Topological and geometrical properties of plasma waves

Abstract

Geometry and topology are two different but closely related concepts in mathematical physics. Geometry is concerned with local differential properties, such as curvatures, while topology is often used to study global properties, such as the number of holes in an object. This thesis demonstrates how geometry and topology manifest themselves in the study of linear waves in plasma. The fundamental objects are the waves' polarization vector and associated Berry curvatures. The integral of Berry curvatures over a closed parameter space yields a topological index called the Chern number. Topological surface plasma waves can be found when two sides of the surface have different Chern numbers, which can be rigorously proved from an index theorem connecting the Chern numbers and the number of spectral flows. The topological surface waves in cold plasma and Hall magnetohydrodynamics are investigated.
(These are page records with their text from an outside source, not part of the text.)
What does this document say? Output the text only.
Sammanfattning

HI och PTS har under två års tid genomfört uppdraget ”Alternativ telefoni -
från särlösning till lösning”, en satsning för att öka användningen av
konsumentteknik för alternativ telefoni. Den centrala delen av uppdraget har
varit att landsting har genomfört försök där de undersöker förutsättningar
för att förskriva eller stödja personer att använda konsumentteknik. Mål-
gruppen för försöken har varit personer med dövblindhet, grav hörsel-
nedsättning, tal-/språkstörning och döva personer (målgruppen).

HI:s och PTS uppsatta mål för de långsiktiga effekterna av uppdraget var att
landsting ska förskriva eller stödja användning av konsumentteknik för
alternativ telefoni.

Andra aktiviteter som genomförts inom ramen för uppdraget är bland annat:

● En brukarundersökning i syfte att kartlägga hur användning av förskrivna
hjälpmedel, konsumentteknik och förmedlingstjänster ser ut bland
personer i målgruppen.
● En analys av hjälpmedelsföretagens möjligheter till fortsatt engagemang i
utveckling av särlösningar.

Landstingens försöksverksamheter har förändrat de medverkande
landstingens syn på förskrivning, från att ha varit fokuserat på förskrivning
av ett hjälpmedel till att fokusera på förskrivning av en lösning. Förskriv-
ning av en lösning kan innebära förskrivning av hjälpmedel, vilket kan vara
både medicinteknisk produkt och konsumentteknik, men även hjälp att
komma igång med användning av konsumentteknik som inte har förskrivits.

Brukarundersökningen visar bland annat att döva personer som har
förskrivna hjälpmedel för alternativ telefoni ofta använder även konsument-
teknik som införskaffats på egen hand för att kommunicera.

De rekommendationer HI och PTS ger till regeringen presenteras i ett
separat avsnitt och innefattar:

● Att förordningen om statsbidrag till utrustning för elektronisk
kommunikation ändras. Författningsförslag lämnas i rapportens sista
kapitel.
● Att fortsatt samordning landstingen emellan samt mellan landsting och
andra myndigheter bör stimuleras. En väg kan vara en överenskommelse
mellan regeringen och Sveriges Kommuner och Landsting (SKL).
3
As topological waves, they possess the so-called topological robustness, i.e., they are unidirectional and free of scattering and reflection. The dispersion and propagation of the topological surface waves are analyzed and benchmarked numerically. When a quasi-monochromatic electromagnetic wave packet propagates in non-uniform plasmas, the wave's polarization changes over time and, therefore, picks up a geometric phase. As the gradient of the wave phase, the local wave vector is modified accordingly, and as a result, so is the group velocity. This causes additional bending of the ray trajectory. An electron-cyclotron wave beam in a typical toroidal fusion plasma can deviate by as much as ten wavelengths (0.1 m) in the poloidal direction relative to the lowest-order ray trajectory. This is a geometrical effect called the spin Hall effect of waves.